OSA tied to higher risk of atrial fibrillation, stroke in morbidly obese patients
Morbidly obese patients are more likely to have atrial fibrillation (AF) and stroke in the presence of obstructive sleep apnoea (OSA), a study suggests.
The analysis included 827 morbidly obese patients (mean age 44 years, mean body mass index 49 kg/m2) who underwent laparoscopic adjustable gastric banding. Differences in bariatric surgery–induced weight loss on incident AF and stroke events were assessed between patients with and without OSA in the overall and propensity-matched cohorts.
Over a mean follow-up of 6.0 years, 4.96 percent and 5.44 percent of patients developed AF and stroke, respectively.
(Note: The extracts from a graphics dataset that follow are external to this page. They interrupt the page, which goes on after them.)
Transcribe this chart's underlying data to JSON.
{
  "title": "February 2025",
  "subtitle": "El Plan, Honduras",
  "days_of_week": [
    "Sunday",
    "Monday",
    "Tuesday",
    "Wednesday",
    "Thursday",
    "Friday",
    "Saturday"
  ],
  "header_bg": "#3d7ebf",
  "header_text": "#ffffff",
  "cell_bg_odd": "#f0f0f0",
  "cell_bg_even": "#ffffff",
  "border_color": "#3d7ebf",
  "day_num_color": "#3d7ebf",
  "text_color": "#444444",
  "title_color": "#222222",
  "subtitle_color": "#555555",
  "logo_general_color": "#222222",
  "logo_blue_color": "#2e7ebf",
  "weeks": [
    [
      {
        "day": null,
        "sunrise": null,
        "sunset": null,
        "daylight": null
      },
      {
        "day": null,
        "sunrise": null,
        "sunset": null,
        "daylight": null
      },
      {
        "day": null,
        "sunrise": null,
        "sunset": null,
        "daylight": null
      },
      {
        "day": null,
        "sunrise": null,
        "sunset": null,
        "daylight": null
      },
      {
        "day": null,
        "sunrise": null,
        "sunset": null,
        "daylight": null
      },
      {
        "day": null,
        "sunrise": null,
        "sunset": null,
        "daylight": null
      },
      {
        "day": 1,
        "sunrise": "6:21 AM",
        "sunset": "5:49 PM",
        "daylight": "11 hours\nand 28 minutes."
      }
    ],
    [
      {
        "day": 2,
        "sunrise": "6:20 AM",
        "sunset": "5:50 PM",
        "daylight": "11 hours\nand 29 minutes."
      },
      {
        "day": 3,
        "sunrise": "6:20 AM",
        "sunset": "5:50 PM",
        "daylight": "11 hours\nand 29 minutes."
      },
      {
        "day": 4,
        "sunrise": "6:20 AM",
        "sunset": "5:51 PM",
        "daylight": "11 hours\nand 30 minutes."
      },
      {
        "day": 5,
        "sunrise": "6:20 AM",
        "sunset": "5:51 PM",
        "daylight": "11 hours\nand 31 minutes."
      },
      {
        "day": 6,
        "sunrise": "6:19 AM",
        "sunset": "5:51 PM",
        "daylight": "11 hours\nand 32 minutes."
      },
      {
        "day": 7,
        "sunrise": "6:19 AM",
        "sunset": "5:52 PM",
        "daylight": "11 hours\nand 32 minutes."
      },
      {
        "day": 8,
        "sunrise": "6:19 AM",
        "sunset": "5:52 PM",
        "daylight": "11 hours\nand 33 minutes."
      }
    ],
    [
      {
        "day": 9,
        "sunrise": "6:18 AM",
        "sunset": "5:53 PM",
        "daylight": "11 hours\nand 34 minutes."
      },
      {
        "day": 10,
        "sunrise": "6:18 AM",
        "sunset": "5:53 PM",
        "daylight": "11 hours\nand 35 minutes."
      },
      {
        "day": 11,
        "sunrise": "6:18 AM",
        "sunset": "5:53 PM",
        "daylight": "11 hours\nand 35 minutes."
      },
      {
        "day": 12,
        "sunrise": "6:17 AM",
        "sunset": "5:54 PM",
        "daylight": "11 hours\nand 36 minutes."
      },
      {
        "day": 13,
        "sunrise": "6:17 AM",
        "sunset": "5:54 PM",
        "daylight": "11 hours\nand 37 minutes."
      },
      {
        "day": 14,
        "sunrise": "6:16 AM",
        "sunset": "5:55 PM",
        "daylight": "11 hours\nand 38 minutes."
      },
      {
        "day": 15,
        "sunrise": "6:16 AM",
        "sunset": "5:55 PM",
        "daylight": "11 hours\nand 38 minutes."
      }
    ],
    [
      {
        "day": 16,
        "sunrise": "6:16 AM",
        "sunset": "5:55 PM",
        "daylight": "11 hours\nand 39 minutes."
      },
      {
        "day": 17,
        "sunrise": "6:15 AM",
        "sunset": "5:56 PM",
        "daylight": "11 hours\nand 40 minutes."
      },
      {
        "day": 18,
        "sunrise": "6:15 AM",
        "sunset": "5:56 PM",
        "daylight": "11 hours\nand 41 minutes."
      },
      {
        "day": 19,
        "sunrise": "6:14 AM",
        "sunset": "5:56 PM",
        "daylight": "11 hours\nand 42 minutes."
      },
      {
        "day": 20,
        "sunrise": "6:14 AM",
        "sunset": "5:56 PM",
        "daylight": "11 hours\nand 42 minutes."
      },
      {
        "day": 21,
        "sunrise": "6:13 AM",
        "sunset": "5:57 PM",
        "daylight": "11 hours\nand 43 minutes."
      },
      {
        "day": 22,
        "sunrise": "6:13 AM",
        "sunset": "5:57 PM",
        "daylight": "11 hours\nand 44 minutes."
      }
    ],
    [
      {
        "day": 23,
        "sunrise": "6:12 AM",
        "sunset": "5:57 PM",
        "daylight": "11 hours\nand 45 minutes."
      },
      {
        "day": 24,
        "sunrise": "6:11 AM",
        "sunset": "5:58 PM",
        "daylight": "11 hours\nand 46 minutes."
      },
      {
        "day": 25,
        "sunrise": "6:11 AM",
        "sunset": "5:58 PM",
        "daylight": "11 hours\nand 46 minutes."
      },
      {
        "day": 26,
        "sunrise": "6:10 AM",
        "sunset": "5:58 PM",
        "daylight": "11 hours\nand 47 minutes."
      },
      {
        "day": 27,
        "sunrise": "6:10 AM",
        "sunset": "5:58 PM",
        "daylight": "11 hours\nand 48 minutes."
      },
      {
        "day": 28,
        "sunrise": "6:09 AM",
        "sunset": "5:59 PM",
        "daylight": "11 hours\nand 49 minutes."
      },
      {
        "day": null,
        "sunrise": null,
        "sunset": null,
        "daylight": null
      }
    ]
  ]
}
While weight loss did not differ by OSA status (–19.6 percent vs –21 percent in 3 years), patients with vs without OSA had a higher incidence of new-onset AF both in the overall (1.7 percent vs 0.5 percent per year; p<0.001) and propensity-matched cohorts.
Likewise, the incidence of stroke was higher in the OSA than in the non-OSA group (2.10 percent vs 0.47 percent per year; p<0.001), but only 20 percent of patients with stroke had documented AF.
On multivariate Cox analysis, new-onset AF was predicted by OSA (hazard ratio [HR], 2.88, 95 percent confidence interval [CI], 1.45–5.73), age, and hypertension. Stroke, on the other hand, was associated with OSA (HR, 5.84, 95 percent CI, 3.02–11.30), depression, and body mass index.
More studies are needed to establish whether OSA treatment helps reduce AF or stroke events in the present population.